Given a probability space $(Ω, \mathfrak{A}, P)$ and events $A_1,A_2 . . . , A_n ∈ \mathfrak{A}.$ Show that $$P\bigg(\bigcup_{j=1}^{n} A\bigg) \leq \min_{1\leq i\leq n} \bigg( \sum_{j=1}^{n}P(A_j)- \sum_{j=1,j\neq i}^{n} P(A_j\cap A_i)\bigg).$$
I first tried to show a similar result : For $i\in\{1,...,n \}$: $$P\bigg(\bigcup_{j=1}^{n} A_j\bigg) \leq P(A_i)+ \sum_{j=1,j\neq i}^{n} P(A_j\cap A_i^c). $$
Utilizing the inclusion-exclusion principle: $$P(A_i)+\sum_{j=1,J\neq i} P(A_j \cap A_i^c)= P(A_i)+\sum_{j=1,J\neq i} P(A_j\setminus A_i)$$ Beyond this I couldn't move forward really. I'd appreciate the help.

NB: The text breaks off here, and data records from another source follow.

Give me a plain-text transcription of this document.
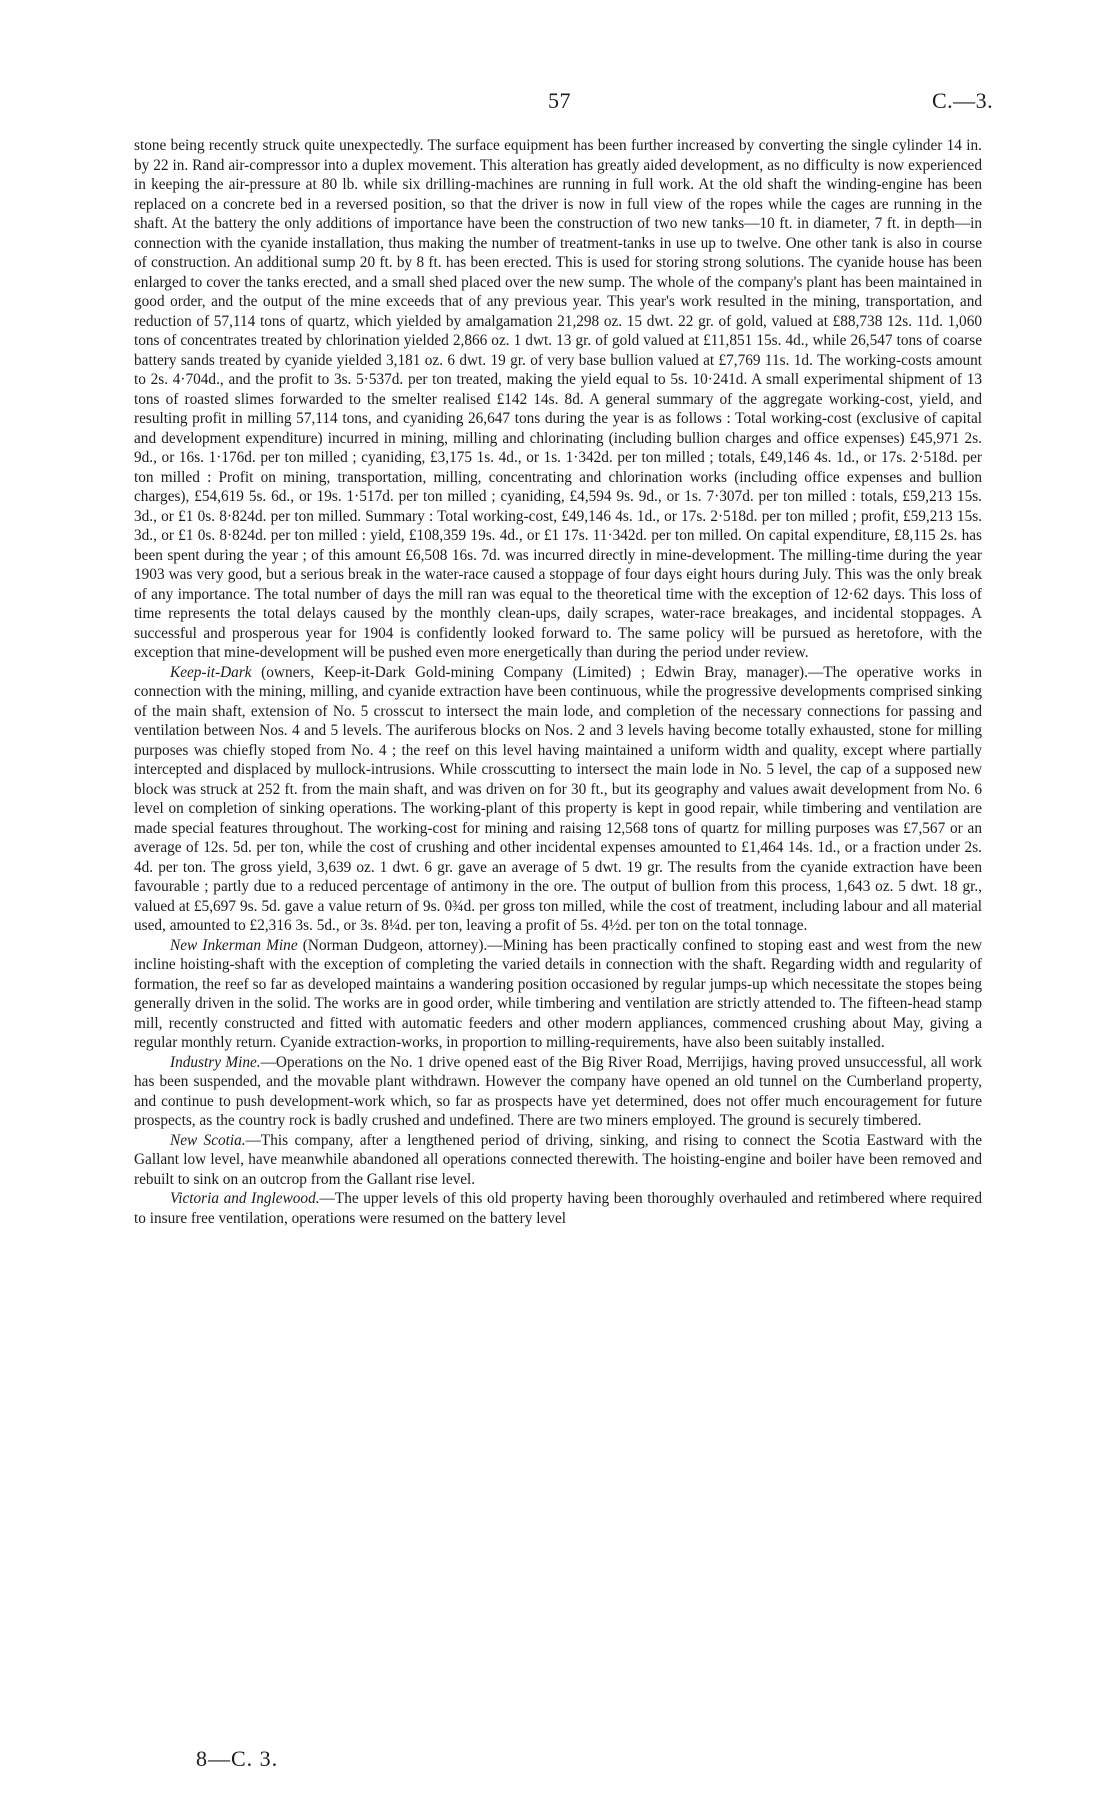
57	C.—3.

stone being recently struck quite unexpectedly. The surface equipment has been further increased by converting the single cylinder 14 in. by 22 in. Rand air-compressor into a duplex movement. This alteration has greatly aided development, as no difficulty is now experienced in keeping the air-pressure at 80 lb. while six drilling-machines are running in full work. At the old shaft the winding-engine has been replaced on a concrete bed in a reversed position, so that the driver is now in full view of the ropes while the cages are running in the shaft. At the battery the only additions of importance have been the construction of two new tanks—10 ft. in diameter, 7 ft. in depth—in connection with the cyanide installation, thus making the number of treatment-tanks in use up to twelve. One other tank is also in course of construction. An additional sump 20 ft. by 8 ft. has been erected. This is used for storing strong solutions. The cyanide house has been enlarged to cover the tanks erected, and a small shed placed over the new sump. The whole of the company's plant has been maintained in good order, and the output of the mine exceeds that of any previous year. This year's work resulted in the mining, transportation, and reduction of 57,114 tons of quartz, which yielded by amalgamation 21,298 oz. 15 dwt. 22 gr. of gold, valued at £88,738 12s. 11d. 1,060 tons of concentrates treated by chlorination yielded 2,866 oz. 1 dwt. 13 gr. of gold valued at £11,851 15s. 4d., while 26,547 tons of coarse battery sands treated by cyanide yielded 3,181 oz. 6 dwt. 19 gr. of very base bullion valued at £7,769 11s. 1d. The working-costs amount to 2s. 4·704d., and the profit to 3s. 5·537d. per ton treated, making the yield equal to 5s. 10·241d. A small experimental shipment of 13 tons of roasted slimes forwarded to the smelter realised £142 14s. 8d. A general summary of the aggregate working-cost, yield, and resulting profit in milling 57,114 tons, and cyaniding 26,647 tons during the year is as follows : Total working-cost (exclusive of capital and development expenditure) incurred in mining, milling and chlorinating (including bullion charges and office expenses) £45,971 2s. 9d., or 16s. 1·176d. per ton milled ; cyaniding, £3,175 1s. 4d., or 1s. 1·342d. per ton milled ; totals, £49,146 4s. 1d., or 17s. 2·518d. per ton milled : Profit on mining, transportation, milling, concentrating and chlorination works (including office expenses and bullion charges), £54,619 5s. 6d., or 19s. 1·517d. per ton milled ; cyaniding, £4,594 9s. 9d., or 1s. 7·307d. per ton milled : totals, £59,213 15s. 3d., or £1 0s. 8·824d. per ton milled. Summary : Total working-cost, £49,146 4s. 1d., or 17s. 2·518d. per ton milled ; profit, £59,213 15s. 3d., or £1 0s. 8·824d. per ton milled : yield, £108,359 19s. 4d., or £1 17s. 11·342d. per ton milled. On capital expenditure, £8,115 2s. has been spent during the year ; of this amount £6,508 16s. 7d. was incurred directly in mine-development. The milling-time during the year 1903 was very good, but a serious break in the water-race caused a stoppage of four days eight hours during July. This was the only break of any importance. The total number of days the mill ran was equal to the theoretical time with the exception of 12·62 days. This loss of time represents the total delays caused by the monthly clean-ups, daily scrapes, water-race breakages, and incidental stoppages. A successful and prosperous year for 1904 is confidently looked forward to. The same policy will be pursued as heretofore, with the exception that mine-development will be pushed even more energetically than during the period under review.

Keep-it-Dark (owners, Keep-it-Dark Gold-mining Company (Limited) ; Edwin Bray, manager).—The operative works in connection with the mining, milling, and cyanide extraction have been continuous, while the progressive developments comprised sinking of the main shaft, extension of No. 5 crosscut to intersect the main lode, and completion of the necessary connections for passing and ventilation between Nos. 4 and 5 levels. The auriferous blocks on Nos. 2 and 3 levels having become totally exhausted, stone for milling purposes was chiefly stoped from No. 4 ; the reef on this level having maintained a uniform width and quality, except where partially intercepted and displaced by mullock-intrusions. While crosscutting to intersect the main lode in No. 5 level, the cap of a supposed new block was struck at 252 ft. from the main shaft, and was driven on for 30 ft., but its geography and values await development from No. 6 level on completion of sinking operations. The working-plant of this property is kept in good repair, while timbering and ventilation are made special features throughout. The working-cost for mining and raising 12,568 tons of quartz for milling purposes was £7,567 or an average of 12s. 5d. per ton, while the cost of crushing and other incidental expenses amounted to £1,464 14s. 1d., or a fraction under 2s. 4d. per ton. The gross yield, 3,639 oz. 1 dwt. 6 gr. gave an average of 5 dwt. 19 gr. The results from the cyanide extraction have been favourable ; partly due to a reduced percentage of antimony in the ore. The output of bullion from this process, 1,643 oz. 5 dwt. 18 gr., valued at £5,697 9s. 5d. gave a value return of 9s. 0¾d. per gross ton milled, while the cost of treatment, including labour and all material used, amounted to £2,316 3s. 5d., or 3s. 8¼d. per ton, leaving a profit of 5s. 4½d. per ton on the total tonnage.

New Inkerman Mine (Norman Dudgeon, attorney).—Mining has been practically confined to stoping east and west from the new incline hoisting-shaft with the exception of completing the varied details in connection with the shaft. Regarding width and regularity of formation, the reef so far as developed maintains a wandering position occasioned by regular jumps-up which necessitate the stopes being generally driven in the solid. The works are in good order, while timbering and ventilation are strictly attended to. The fifteen-head stamp mill, recently constructed and fitted with automatic feeders and other modern appliances, commenced crushing about May, giving a regular monthly return. Cyanide extraction-works, in proportion to milling-requirements, have also been suitably installed.

Industry Mine.—Operations on the No. 1 drive opened east of the Big River Road, Merrijigs, having proved unsuccessful, all work has been suspended, and the movable plant withdrawn. However the company have opened an old tunnel on the Cumberland property, and continue to push development-work which, so far as prospects have yet determined, does not offer much encouragement for future prospects, as the country rock is badly crushed and undefined. There are two miners employed. The ground is securely timbered.

New Scotia.—This company, after a lengthened period of driving, sinking, and rising to connect the Scotia Eastward with the Gallant low level, have meanwhile abandoned all operations connected therewith. The hoisting-engine and boiler have been removed and rebuilt to sink on an outcrop from the Gallant rise level.

Victoria and Inglewood.—The upper levels of this old property having been thoroughly overhauled and retimbered where required to insure free ventilation, operations were resumed on the battery level

8—C. 3.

There's no inclusion-exclusion needed. Just note that $$P(A_j) - P(A_j \cap A_i) = P(A_j \cap \bar{A_i})$$ and $$A_i \cup \bigcup_{j \neq i} (A_j \cap \bar{A_i}) = \bigcup_{j} A_j.$$ Thus the result follows by the union bound.